Rearchitecting M3DB’s index to reduce peak query latency

Posted on February 24, 2022 by Ryan Allen

Guest post originally published on Chronosphere’s blog by Ryan Allen

When running M3DB, it is important to monitor the cluster’s health to understand how queries are performing and if the cluster requires additional resources to handle the volume of data being written to it. Some key M3DB health metrics include memory utilization of each node in the cluster and query latencies for how long queries are taking.

These metrics revealed a pattern of the database reliably and periodically suffering from inflated memory and deteriorated query latencies.

Problem: Huge, frequent memory spikes

One example below shows how memory usage for nodes in a cluster would spike up by 20-60% every 2 hours. This spiky behavior is problematic because it requires we provision these nodes with enough memory to support the peaks, even though the majority of the time the nodes require much less. That means we’re paying for memory that most of the time we aren’t utilizing – and we only pay for this to prevent running out of memory during these peak intervals.

Memory usage for nodes in a cluster spikes up by 20-60% every 2 hours

Additionally, these periodic memory spikes were exactly correlated with spikes in query latencies.

Figure showing the periodic memory spikes that were exactly correlated with spikes in query latencies

The curiously periodic nature of these performance degradations led our team to investigate what operations within the database were to blame, and ultimately resolve this behavior to achieve more consistent memory utilization and query speeds.

The Cause: Block rotation

Why was it that every 2 hours we were seeing these performance degradations? Given this cadence, we theorized that the cause, and verified via heap profiles, was a process in the database referred to as a block rotation, which happens every 2 hours. To understand what a block rotation is, first we must understand the database’s index and the index’s blocks.

What is the database index?

In M3DB, when a database node receives a query request, executing that query involves two steps:

Find all series IDs that match the query expression (OSS)

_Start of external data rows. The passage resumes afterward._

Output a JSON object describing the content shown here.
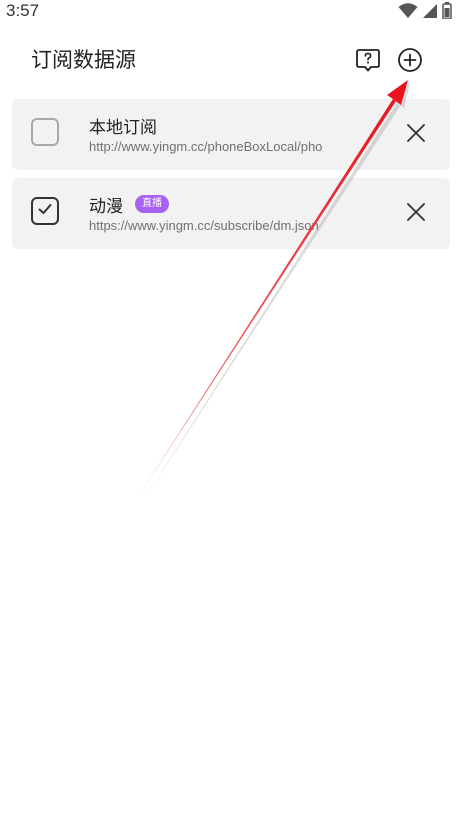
{
  "status_bar": {
    "time": "3:57",
    "icons": [
      "wifi-icon",
      "signal-icon",
      "battery-icon"
    ]
  },
  "header": {
    "title": "订阅数据源",
    "actions": [
      "help-icon",
      "add-circle-icon"
    ]
  },
  "subscriptions": [
    {
      "title": "本地订阅",
      "url": "http://www.yingm.cc/phoneBoxLocal/pho",
      "checked": false,
      "badge": ""
    },
    {
      "title": "动漫",
      "url": "https://www.yingm.cc/subscribe/dm.json",
      "checked": true,
      "badge": "直播"
    }
  ],
  "colors": {
    "card_background": "#f2f2f2",
    "badge": "#a861f0",
    "arrow": "#e8101c"
  }
}
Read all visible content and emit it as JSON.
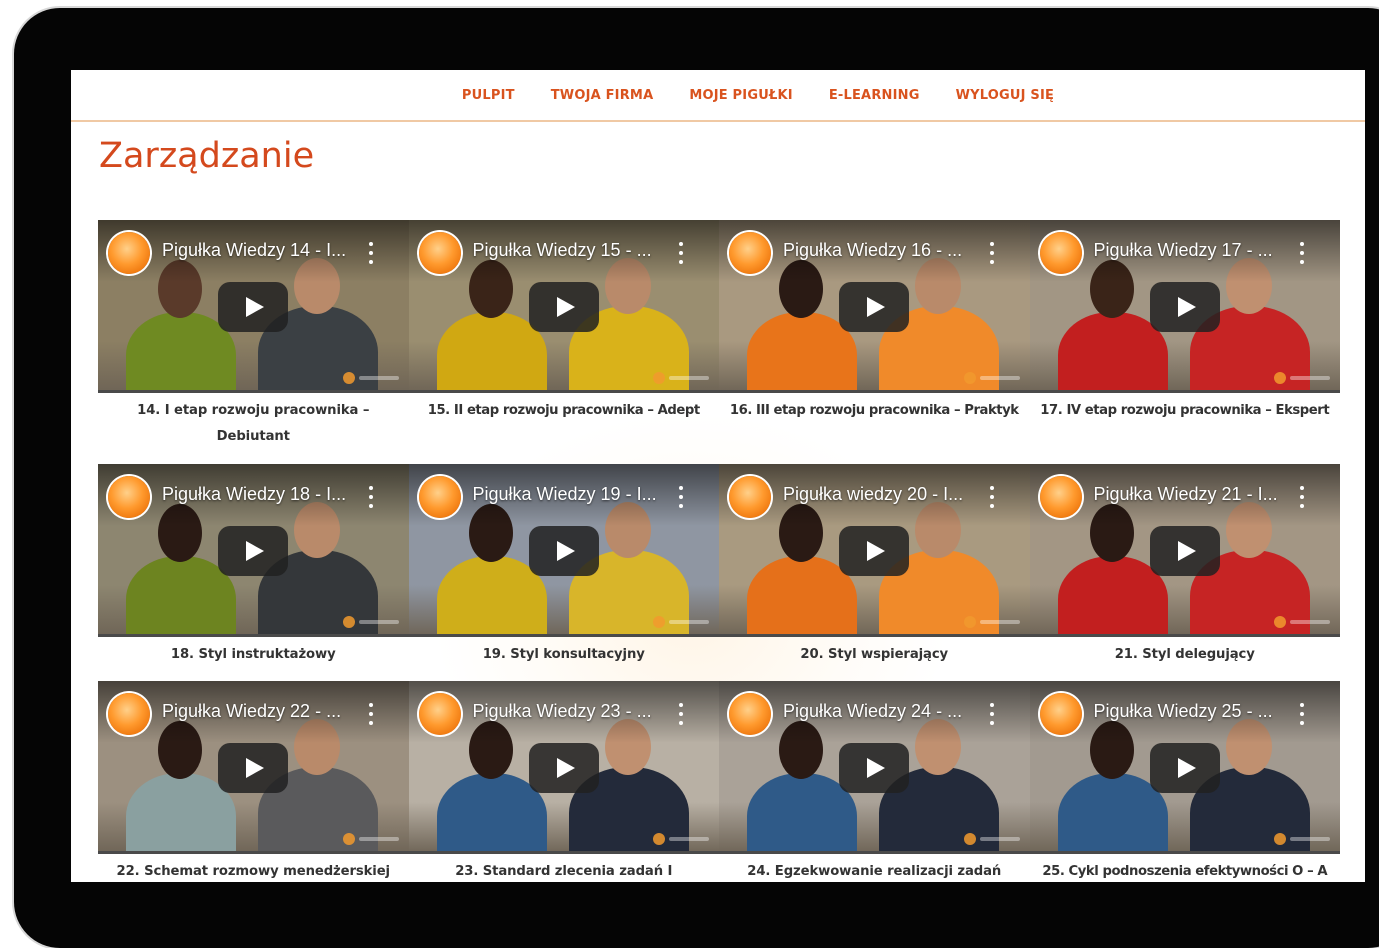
{
  "nav": {
    "items": [
      {
        "label": "PULPIT"
      },
      {
        "label": "TWOJA FIRMA"
      },
      {
        "label": "MOJE PIGUŁKI"
      },
      {
        "label": "E-LEARNING"
      },
      {
        "label": "WYLOGUJ SIĘ"
      }
    ]
  },
  "page": {
    "title": "Zarządzanie"
  },
  "colors": {
    "accent": "#d4491d",
    "nav_border": "#f0c9a4",
    "device_frame": "#050505",
    "channel_logo": "#ff9a2e"
  },
  "icons": {
    "play": "youtube-play-icon",
    "channel": "channel-logo-icon",
    "menu": "kebab-menu-icon"
  },
  "videos": [
    {
      "title": "Pigułka Wiedzy 14 - I...",
      "caption": "14. I etap rozwoju pracownika – Debiutant",
      "theme": {
        "bg": "#8c7f63",
        "p1": "#6f8a22",
        "p2": "#3b4044",
        "h1": "#5a3a2a",
        "h2": "#b98a6a"
      }
    },
    {
      "title": "Pigułka Wiedzy 15 - ...",
      "caption": "15. II etap rozwoju pracownika – Adept",
      "theme": {
        "bg": "#9a8e70",
        "p1": "#d0a812",
        "p2": "#d9b21a",
        "h1": "#3a2418",
        "h2": "#b98a6a"
      }
    },
    {
      "title": "Pigułka Wiedzy 16 - ...",
      "caption": "16. III etap rozwoju pracownika – Praktyk",
      "theme": {
        "bg": "#a99980",
        "p1": "#e8741a",
        "p2": "#f08a2a",
        "h1": "#2a1a14",
        "h2": "#b98a6a"
      }
    },
    {
      "title": "Pigułka Wiedzy 17 - ...",
      "caption": "17. IV etap rozwoju pracownika – Ekspert",
      "theme": {
        "bg": "#a29684",
        "p1": "#c21f1f",
        "p2": "#c62424",
        "h1": "#3a2418",
        "h2": "#c09070"
      }
    },
    {
      "title": "Pigułka Wiedzy 18 - I...",
      "caption": "18. Styl instruktażowy",
      "theme": {
        "bg": "#8d8670",
        "p1": "#6d8420",
        "p2": "#34373a",
        "h1": "#2a1a14",
        "h2": "#b98a6a"
      }
    },
    {
      "title": "Pigułka Wiedzy 19 - I...",
      "caption": "19. Styl konsultacyjny",
      "theme": {
        "bg": "#8f96a2",
        "p1": "#cfae1a",
        "p2": "#d8b52a",
        "h1": "#2a1a14",
        "h2": "#b98a6a"
      }
    },
    {
      "title": "Pigułka wiedzy 20 - I...",
      "caption": "20. Styl wspierający",
      "theme": {
        "bg": "#a99a80",
        "p1": "#e5701a",
        "p2": "#f08a2a",
        "h1": "#2a1a14",
        "h2": "#b98a6a"
      }
    },
    {
      "title": "Pigułka Wiedzy 21 - I...",
      "caption": "21. Styl delegujący",
      "theme": {
        "bg": "#a39684",
        "p1": "#c21f1f",
        "p2": "#c62424",
        "h1": "#2a1a14",
        "h2": "#c09070"
      }
    },
    {
      "title": "Pigułka Wiedzy 22 - ...",
      "caption": "22. Schemat rozmowy menedżerskiej",
      "theme": {
        "bg": "#9c9080",
        "p1": "#8aa0a0",
        "p2": "#5a5a5c",
        "h1": "#2a1a14",
        "h2": "#b98a6a"
      }
    },
    {
      "title": "Pigułka Wiedzy 23 - ...",
      "caption": "23. Standard zlecenia zadań  I",
      "theme": {
        "bg": "#b8b0a4",
        "p1": "#2f5a88",
        "p2": "#232a3a",
        "h1": "#2a1a14",
        "h2": "#c09070"
      }
    },
    {
      "title": "Pigułka Wiedzy 24 - ...",
      "caption": "24. Egzekwowanie realizacji zadań",
      "theme": {
        "bg": "#aaa298",
        "p1": "#2f5a88",
        "p2": "#232a3a",
        "h1": "#2a1a14",
        "h2": "#c09070"
      }
    },
    {
      "title": "Pigułka Wiedzy 25 - ...",
      "caption": "25. Cykl podnoszenia efektywności O – A",
      "theme": {
        "bg": "#a29a90",
        "p1": "#2f5a88",
        "p2": "#232a3a",
        "h1": "#2a1a14",
        "h2": "#c09070"
      }
    }
  ]
}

// QueryIDs resolves the given query into known IDs.
QueryIDs(
     ctx context.Context,
     namespace ident.ID,
     query index.Query,
     opts index.QueryOptions,
) (index.QueryResult, error)

Read datapoints for each series ID (OSS)

// ReadEncoded retrieves encoded segments for an ID.
ReadEncoded(
     ctx context.Context,
     namespace ident.ID,
     id ident.ID,
     start, end xtime.UnixNano,
) (series.BlockReaderIter, error)

M3DB’s index is used in step 1 to go from a query (e.g. specific tags and values) to a set of matching series IDs. For example, a query http_request{status_code=~”200|500”} could return from the index the following series results:

{__name__=http_request,status_code=200,service=a}
{__name__=http_request,status_code=200,service=b}
{__name__=http_request,status_code=500,service=a}
{__name__=http_request,status_code=500,service=b}

In order to perform this matching, the index accumulates the set of all distinct series IDs over time as data is written. This means that every new series write that occurs involves an update to the index – whereas a subsequent write for an existing series does not need to update the index since the series ID already is present and searchable for that write.

What is an index block?

Having a single data structure on-disk that contains all series IDs and their tags for all time would be too slow to search. Series IDs / Tags are therefore stored into blocks of time. That way, a given query only must check all blocks within the query’s start/end range, limiting the search space.

For example, below shows 2 hour index blocks and how a query only must search a subset of them based on the query range.

What is a block rotation?

A consequence of breaking the index up into blocks of time is that we incur a cost whenever time elapses beyond the previous latest block to a new one. This process of opening a new latest block is referred to as a block rotation.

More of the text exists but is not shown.